Take, for instance, the ed-tech startup Chalkable. Founded by Michael Levy and Zoly Honig, Chalkable’s aim was to displace Blackboard. Honig told BuzzFeed that he and Levy felt Blackboard’s system was weak and that they could do a better job with the technology. They designed what is essentially an app store for learning tools, allowing teachers to easily search and integrate top programs.
But Chalkable struggled to grow, especially when it came to accessing student data, which is stored in a variety of complex backend systems produced by different companies. At first, Honig said, their goal was to build their own backend system, much like Blackboard: “We thought we could just do it ourselves. We never thought about merging.” But they quickly realized that building their own system was a lot more complicated than it seemed, and getting school districts to adopt the system would have been even tougher. Honig said they next tried forming partnerships with already-existing systems before realizing that selling “was what made sense.”
Chalkable ended up being bought for $10 million by STI Education Services Group, a 30-year-old maker of education data systems — the very ones that Honig and Levy needed access to — that was trying to diversify its technology. Chalkable, for its part, transformed STI from a backend data system into a more capable learning platform post-acquisition.
Almost every major company in the education sphere made acquisitions last year, and dozens more have been made already in 2014. The biggest buyer by far, according to informations services firm CB Insights, was Pearson, which bought 12 companies in 2013.

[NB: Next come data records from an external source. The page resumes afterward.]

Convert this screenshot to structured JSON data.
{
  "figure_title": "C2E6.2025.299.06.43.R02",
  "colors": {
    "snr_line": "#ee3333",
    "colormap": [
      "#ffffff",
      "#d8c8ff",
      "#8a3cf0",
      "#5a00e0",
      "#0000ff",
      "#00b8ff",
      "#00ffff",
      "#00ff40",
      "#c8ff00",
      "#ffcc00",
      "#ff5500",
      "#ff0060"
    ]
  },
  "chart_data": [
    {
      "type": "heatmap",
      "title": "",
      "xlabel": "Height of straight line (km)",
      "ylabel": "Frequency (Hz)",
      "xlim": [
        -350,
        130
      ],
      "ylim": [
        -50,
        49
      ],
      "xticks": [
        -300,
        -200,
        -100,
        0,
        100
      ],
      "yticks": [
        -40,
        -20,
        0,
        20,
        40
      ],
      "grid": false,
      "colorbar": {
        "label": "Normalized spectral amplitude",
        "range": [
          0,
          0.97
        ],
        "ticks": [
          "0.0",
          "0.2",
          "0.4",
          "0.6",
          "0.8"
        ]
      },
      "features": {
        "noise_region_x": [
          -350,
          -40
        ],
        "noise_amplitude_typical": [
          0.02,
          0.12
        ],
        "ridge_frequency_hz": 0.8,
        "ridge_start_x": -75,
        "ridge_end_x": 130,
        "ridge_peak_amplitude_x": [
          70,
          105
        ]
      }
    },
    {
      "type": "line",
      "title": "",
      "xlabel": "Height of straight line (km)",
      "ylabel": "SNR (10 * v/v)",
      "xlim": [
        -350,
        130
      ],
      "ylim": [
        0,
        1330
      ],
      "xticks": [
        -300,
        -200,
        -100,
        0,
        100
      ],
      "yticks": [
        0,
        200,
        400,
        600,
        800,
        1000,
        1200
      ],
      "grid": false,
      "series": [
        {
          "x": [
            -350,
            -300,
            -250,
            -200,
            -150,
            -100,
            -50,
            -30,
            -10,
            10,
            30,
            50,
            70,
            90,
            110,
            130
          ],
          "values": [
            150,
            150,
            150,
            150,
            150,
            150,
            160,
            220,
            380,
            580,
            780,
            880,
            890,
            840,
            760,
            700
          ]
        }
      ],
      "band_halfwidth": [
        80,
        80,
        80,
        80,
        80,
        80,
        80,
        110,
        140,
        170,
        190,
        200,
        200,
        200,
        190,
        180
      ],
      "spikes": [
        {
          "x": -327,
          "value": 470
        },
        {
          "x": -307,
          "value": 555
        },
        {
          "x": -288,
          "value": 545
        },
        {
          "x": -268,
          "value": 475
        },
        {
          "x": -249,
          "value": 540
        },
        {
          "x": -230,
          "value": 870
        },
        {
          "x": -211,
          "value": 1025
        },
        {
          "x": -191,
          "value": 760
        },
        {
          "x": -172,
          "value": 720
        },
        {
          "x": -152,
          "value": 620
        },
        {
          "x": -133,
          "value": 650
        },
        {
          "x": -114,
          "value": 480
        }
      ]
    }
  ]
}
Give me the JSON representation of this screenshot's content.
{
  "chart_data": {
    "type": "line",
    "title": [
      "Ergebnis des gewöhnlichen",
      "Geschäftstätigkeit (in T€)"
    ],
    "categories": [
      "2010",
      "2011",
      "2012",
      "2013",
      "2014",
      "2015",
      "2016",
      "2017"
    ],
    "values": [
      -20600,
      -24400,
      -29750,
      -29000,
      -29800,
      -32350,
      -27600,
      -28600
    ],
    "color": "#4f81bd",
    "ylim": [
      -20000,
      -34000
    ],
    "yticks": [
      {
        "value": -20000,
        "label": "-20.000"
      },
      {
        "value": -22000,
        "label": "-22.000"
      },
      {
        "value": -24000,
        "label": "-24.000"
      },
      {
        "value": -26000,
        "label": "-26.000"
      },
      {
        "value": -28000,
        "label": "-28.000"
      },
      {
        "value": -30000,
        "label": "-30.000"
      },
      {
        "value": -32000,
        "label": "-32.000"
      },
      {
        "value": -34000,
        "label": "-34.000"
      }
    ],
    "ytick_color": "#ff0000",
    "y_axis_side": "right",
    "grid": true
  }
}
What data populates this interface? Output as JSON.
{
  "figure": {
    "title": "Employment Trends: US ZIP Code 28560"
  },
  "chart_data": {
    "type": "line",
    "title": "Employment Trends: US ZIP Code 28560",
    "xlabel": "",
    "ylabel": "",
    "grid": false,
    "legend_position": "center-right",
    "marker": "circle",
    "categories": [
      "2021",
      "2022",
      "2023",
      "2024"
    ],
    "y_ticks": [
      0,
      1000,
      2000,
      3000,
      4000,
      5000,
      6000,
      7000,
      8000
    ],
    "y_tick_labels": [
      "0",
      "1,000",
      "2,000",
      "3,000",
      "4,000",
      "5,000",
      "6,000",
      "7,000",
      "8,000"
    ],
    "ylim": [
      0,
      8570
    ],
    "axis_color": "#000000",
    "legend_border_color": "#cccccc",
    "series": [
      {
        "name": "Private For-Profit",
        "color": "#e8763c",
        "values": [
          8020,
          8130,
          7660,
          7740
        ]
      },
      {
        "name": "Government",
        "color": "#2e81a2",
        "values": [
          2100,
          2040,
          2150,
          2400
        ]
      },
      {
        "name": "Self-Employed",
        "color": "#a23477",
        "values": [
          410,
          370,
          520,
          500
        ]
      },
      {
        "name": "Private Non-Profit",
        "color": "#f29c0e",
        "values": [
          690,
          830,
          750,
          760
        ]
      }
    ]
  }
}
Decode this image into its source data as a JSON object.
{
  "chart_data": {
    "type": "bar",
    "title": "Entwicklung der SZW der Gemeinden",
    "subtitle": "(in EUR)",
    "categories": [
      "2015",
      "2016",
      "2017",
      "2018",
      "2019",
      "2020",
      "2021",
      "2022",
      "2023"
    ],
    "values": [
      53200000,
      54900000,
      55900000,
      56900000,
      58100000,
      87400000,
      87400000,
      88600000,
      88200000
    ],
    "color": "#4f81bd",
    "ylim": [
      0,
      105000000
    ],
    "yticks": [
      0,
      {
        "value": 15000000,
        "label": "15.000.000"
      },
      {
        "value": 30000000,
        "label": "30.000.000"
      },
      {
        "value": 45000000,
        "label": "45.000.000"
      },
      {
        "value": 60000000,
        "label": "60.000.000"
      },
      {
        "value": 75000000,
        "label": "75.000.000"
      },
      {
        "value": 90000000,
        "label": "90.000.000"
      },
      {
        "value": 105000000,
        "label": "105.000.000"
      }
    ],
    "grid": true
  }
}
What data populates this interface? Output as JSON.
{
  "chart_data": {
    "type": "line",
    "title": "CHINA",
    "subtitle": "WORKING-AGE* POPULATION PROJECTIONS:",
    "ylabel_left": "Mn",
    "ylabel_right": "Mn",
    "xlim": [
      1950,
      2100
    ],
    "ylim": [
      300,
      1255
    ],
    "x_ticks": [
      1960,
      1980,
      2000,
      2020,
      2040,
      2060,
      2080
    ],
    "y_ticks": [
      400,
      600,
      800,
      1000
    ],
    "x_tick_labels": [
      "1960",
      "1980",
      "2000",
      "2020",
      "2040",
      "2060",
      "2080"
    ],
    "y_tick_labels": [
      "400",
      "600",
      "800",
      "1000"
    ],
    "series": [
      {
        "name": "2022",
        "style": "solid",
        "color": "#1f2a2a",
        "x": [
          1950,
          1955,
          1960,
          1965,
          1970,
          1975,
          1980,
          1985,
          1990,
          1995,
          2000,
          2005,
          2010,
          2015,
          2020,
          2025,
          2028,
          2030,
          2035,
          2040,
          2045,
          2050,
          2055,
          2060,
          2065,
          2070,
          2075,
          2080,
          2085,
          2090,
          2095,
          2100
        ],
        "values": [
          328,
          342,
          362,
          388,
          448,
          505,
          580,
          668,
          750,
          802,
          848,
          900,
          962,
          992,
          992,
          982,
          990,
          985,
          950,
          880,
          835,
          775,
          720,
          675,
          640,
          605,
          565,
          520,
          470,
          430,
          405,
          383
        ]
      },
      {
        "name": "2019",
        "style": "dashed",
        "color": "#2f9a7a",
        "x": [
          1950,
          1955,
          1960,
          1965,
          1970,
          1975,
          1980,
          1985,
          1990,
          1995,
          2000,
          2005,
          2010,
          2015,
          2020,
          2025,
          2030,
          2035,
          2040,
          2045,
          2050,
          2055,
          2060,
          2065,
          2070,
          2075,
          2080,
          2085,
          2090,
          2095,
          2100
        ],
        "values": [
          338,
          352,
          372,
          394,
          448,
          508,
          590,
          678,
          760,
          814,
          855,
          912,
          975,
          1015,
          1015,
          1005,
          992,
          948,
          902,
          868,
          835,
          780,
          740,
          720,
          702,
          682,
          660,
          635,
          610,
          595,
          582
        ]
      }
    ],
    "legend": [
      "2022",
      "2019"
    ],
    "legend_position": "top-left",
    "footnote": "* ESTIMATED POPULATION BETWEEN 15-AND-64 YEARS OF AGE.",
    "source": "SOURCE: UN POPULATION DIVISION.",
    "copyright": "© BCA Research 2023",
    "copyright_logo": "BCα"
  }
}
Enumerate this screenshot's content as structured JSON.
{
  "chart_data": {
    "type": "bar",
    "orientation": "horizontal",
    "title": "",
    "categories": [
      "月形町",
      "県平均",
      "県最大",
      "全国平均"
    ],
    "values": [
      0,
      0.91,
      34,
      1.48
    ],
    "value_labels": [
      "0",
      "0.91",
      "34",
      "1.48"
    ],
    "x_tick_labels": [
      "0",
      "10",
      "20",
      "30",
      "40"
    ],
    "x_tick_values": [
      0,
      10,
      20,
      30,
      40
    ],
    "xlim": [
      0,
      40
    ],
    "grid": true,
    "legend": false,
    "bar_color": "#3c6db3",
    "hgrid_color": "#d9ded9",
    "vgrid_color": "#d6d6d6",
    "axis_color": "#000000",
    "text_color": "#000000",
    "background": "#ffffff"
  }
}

“We quickly realized that there’s a lot of innovation going on that could be really beneficial to Pearson,” said Diana Stepner, who was brought on in 2011 to run the company’s “future technologies” team. With an eye toward partnerships and acquisitions, Pearson began its own accelerator, which graduated its first class of five startups last year. Four, Stepner said, are now in “stages of further discussion” with the company.
“It’s interesting to watch a startup be able to get to a certain point and then just hit a barrier,” Stepner said. “They can’t get out of their local area, because there are so many nuances from state-to-state, and so many barriers to adoption. That’s where Pearson can come in with our connections.”
Those connections, primarily already-established relationships to school districts, are absolutely vital to most startups, especially if their products involve one of ed-tech’s biggest new trends, working with student data.
Some startups, bucking at the idea of being acquired in order to achieve growth, have tried bypassing deals with districts and going directly to teachers. The problem with that is that it means the services must be offered for free: teachers are generally unwilling (and unable) to put their own money into their classrooms.
The primary example of that model is the hugely popular venture-backed Edmodo, a classroom management tool for teachers that has eaten away drastically at a market once controlled by Blackboard and an open-source platform called Moodle. Edmodo even made its own acquisition last year. But the company has yet to monetize in any significant way, and because it has to keep its product free, its plans to do so are vague.
“I think the majority of startups are thinking about acquisition,” said Margery Mayer, the head of the education division at Scholastic. “That’s the best way most of them are going to make money.”
As for 2U, its stock has remained essentially flat in its first week of trading. After making its debut at $13.89, it hovered at $13 Friday morning.